Avoiding attacks on your site
You need to validate that the string you received is valid. Remember this principle: you must white-list acceptable strings rather than black-list unacceptable ones.
- Ensure that the string is a syntactically-correct and escaped URL. Escaping the whole URL avoids it containing " or > which could break your site's syntax.
- Ensure the URL is absolute, to help avoid directory traversal attacks. You'll also need to figure out how your web server handles symlinks accessible from within your
/var/www
folder, and how your server resolves absolute URLs with references to parent directories e.g. www.server.com/../../../etc/passwd
.
- Ensure the URL uses a known, supported protocol of which you understand the implications:
http
or https
. ¹
Protecting users' privacy
There's a priori no point in checking what the file being pointed to actually is since it can be changed any time by the user who provided the link without you knowing. If that code triggers a bug in the browser's rendering routine, then the (sandboxed) browser process that renders your site will be compromised.
You should be aware that images can be used to collect the IP addresses of your own users. Attackers just need to wait and collect which IP addresses query the image they used for your site.
The 401 attack should be fixed by now, but some browsers might still not handle it properly. It's been discussed on this StackExchange thread. As per this Chrome bug tracker thread, Chrome no longer displays an auth prompt when an image triggers a 401 error.

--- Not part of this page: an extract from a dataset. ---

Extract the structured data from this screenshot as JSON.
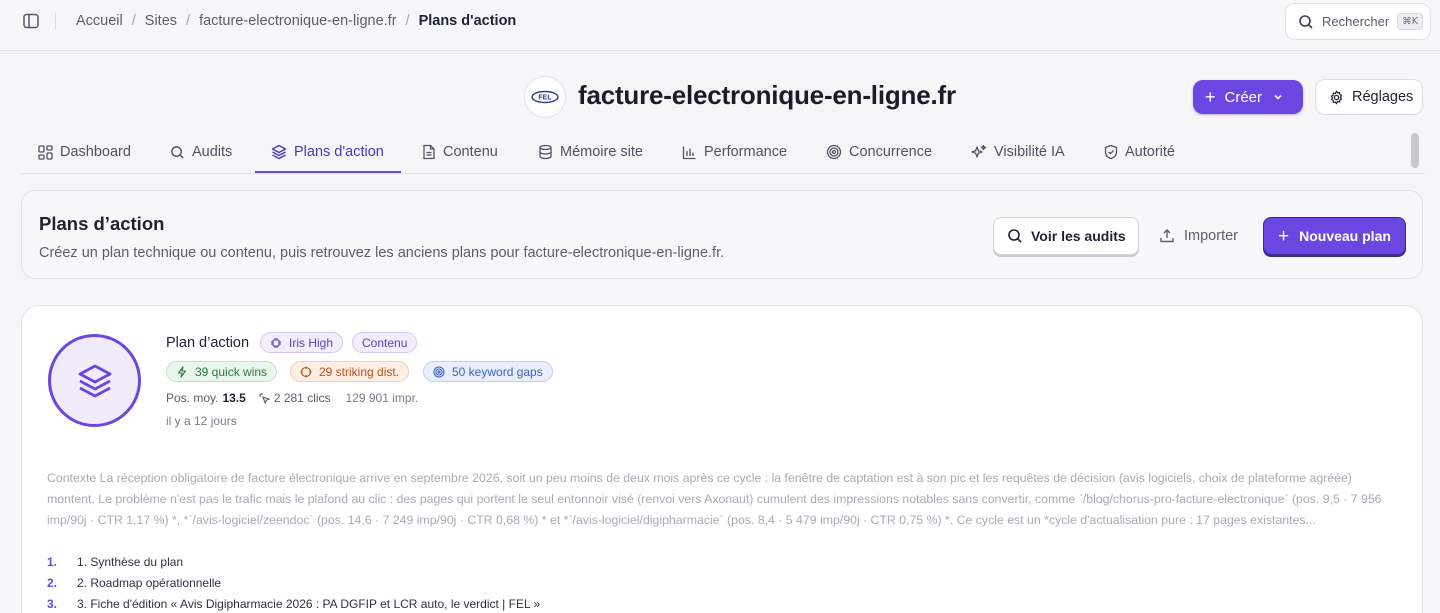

There's a common solution to these two threats: download and cache the image. If you can afford to do that, you'll have a higher certainty of users being safe. I know that's not what you're asking for but it's your best course of action.
Avoiding attacks on your server!
Since you're now caching the image, you need to white-list it once again.
- Make sure the image corresponds to one of your supported file formats (e.g. PNG/SVG/JPG/GIF)
- Make sure the image is syntactically correct
- Reconstitute the images by extracting whatever information is relevant to displaying them and by dumping whatever information you don't recognise or need -- for instance SVG files can allegedly embed JavaScript, which you might not want as it would be executed within your domain by the browser. ²
- Impose reasonable limits on the resolution and file size of the image
¹ It's been pointed out that an attacker could do something such as file:///some/user/secret/on/their/local/machine
. If you did not retrieve the file but just left the URL as is, this could cause the file to be loaded by the rendering process that renders your site. In conjunction with a second URL to an image that successfully exploits a bug in the render, an attacker could retrieve the content of this file.
² Note that SVG files are particularly dangerous, and that there are no available tools to filter them currently.